I have 8,000 rows of 145 features to be pruned by RFECV, and 6 C-Values to be pruned by GridSearchCV. So for each C-Value, the best feature set is determined by the RFECV.
Thanks!
Update:
So I put the StandardScaler inside the RFECV like this:
clf = SVC(kernel='linear')
kf = KFold(n_splits=3, shuffle=True, random_state=0)
estimators = [('standardize' , StandardScaler()),
('clf', clf)]
class Mypipeline(Pipeline):
#property
def coef_(self):
return self._final_estimator.coef_
#property
def feature_importances_(self):
return self._final_estimator.feature_importances_
pipeline = Mypipeline(estimators)
rfecv = RFECV(estimator=pipeline, cv=kf, scoring='f1', verbose=10)

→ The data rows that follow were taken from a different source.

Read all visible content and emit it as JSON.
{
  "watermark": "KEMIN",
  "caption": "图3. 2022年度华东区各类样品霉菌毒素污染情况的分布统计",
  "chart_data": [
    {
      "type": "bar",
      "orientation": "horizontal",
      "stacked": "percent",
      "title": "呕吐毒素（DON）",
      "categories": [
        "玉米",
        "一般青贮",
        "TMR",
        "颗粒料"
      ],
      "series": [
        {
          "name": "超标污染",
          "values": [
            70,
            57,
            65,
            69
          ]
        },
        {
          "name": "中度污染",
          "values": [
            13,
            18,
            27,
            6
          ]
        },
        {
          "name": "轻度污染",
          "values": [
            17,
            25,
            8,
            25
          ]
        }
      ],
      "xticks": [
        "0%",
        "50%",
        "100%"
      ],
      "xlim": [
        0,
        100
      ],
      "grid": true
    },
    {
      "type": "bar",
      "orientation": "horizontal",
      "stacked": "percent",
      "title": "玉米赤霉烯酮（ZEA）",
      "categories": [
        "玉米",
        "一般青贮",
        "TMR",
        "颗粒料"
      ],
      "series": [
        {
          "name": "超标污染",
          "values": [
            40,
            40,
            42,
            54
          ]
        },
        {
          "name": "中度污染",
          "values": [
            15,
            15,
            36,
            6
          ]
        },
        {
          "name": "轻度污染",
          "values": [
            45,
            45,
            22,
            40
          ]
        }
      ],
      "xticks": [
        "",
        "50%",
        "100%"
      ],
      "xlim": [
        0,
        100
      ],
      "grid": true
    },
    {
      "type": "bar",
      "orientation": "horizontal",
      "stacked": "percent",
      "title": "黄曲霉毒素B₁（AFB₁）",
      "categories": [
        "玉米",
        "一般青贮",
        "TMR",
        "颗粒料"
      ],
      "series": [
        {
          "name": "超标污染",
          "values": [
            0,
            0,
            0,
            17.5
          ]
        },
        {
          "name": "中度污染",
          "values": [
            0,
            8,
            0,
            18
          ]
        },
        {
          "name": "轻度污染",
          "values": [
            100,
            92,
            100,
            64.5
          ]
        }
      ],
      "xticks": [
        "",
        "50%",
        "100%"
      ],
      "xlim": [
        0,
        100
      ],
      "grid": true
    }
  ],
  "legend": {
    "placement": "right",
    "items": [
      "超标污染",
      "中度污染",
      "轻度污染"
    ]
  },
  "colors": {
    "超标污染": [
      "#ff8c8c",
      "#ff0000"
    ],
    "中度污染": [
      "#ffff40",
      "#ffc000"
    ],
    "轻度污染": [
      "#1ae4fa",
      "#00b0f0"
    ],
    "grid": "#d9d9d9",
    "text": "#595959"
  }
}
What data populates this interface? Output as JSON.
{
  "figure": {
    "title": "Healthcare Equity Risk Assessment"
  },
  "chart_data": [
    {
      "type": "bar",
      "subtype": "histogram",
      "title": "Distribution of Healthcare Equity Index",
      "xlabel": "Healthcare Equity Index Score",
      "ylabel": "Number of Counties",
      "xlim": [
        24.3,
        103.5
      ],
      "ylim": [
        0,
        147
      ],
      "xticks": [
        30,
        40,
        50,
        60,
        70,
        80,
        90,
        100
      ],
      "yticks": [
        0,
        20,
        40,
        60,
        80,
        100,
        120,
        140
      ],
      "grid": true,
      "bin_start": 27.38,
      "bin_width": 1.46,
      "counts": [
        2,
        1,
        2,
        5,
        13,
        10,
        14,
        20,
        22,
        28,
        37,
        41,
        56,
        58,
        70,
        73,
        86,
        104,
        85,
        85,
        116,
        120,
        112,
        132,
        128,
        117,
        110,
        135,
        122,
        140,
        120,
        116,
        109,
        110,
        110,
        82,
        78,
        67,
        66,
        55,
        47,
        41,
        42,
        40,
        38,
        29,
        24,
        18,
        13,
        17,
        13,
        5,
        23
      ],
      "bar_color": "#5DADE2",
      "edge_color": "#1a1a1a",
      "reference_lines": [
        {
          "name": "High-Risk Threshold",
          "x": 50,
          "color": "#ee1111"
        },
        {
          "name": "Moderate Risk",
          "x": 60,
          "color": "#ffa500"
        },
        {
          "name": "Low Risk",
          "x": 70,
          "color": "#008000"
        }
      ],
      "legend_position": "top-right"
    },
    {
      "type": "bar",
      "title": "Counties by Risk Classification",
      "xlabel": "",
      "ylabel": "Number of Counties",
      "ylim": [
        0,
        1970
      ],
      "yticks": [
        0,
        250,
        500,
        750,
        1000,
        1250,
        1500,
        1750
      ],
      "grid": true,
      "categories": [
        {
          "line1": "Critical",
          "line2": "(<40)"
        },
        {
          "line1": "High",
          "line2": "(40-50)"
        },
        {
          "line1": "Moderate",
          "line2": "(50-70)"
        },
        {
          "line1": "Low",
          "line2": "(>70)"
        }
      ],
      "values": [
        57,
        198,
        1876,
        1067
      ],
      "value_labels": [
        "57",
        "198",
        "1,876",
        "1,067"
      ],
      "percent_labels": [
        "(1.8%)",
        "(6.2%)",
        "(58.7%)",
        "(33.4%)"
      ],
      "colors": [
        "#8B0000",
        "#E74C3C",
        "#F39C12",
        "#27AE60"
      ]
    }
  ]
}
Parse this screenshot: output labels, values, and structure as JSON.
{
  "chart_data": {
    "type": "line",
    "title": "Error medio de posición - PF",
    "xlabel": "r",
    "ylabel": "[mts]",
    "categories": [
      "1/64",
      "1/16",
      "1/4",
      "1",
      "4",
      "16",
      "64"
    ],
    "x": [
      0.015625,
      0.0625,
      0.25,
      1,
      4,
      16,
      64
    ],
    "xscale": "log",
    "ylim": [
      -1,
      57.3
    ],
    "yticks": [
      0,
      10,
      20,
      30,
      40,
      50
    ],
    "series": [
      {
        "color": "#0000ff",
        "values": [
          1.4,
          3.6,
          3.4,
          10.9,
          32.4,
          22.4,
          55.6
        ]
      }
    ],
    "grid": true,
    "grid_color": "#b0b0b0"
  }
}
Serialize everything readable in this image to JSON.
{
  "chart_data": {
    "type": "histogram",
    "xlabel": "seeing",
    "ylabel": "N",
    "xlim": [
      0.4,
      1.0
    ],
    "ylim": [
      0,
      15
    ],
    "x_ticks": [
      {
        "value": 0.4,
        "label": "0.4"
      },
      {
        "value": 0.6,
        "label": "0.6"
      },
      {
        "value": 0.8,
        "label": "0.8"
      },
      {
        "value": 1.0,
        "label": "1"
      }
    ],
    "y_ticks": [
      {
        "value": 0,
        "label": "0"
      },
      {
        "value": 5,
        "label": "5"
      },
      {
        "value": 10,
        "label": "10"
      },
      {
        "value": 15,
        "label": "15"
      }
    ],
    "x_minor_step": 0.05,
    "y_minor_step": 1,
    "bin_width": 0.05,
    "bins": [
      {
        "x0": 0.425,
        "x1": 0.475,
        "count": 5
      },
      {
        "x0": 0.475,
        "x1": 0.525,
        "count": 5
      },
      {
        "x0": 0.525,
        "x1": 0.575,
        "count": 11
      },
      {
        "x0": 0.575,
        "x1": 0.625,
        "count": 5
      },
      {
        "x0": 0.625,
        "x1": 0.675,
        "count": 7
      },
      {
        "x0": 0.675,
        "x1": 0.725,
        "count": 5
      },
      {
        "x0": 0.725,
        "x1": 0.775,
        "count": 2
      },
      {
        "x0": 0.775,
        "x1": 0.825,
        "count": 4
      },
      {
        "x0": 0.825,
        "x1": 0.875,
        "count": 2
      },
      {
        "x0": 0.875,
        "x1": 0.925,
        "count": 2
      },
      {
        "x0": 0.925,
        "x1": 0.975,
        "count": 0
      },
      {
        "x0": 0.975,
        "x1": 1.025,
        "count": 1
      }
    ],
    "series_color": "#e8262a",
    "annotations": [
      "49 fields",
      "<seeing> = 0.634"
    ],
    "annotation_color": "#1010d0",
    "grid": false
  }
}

param_grid = [{'estimator__svc__C': [0.001, 0.01, 0.1, 1, 10, 100]}]
clf = GridSearchCV(rfecv, param_grid, cv=3, scoring='f1', verbose=10)
But it still throws out the following error:
ValueError: Invalid parameter C for estimator Pipeline(memory=None,
steps=[('standardscaler', StandardScaler(copy=True, with_mean=True, >with_std=True)), ('svc', SVC(C=1.0, cache_size=200, class_weight=None, >coef0=0.0,
decision_function_shape='ovr', degree=3, gamma='auto', kernel='linear',
max_iter=-1, probability=False, random_state=None, shrinking=True,
tol=0.001, verbose=False))]). Check the list of available parameters with >estimator.get_params().keys().
Kumar is right. Also, what You might want to do, turn on verbose in the GridSearchCV. Also, You could add a limit to the number of iterations of the SVC, starting from a very small number, like 5, just to make sure that the problem is not with the convergence.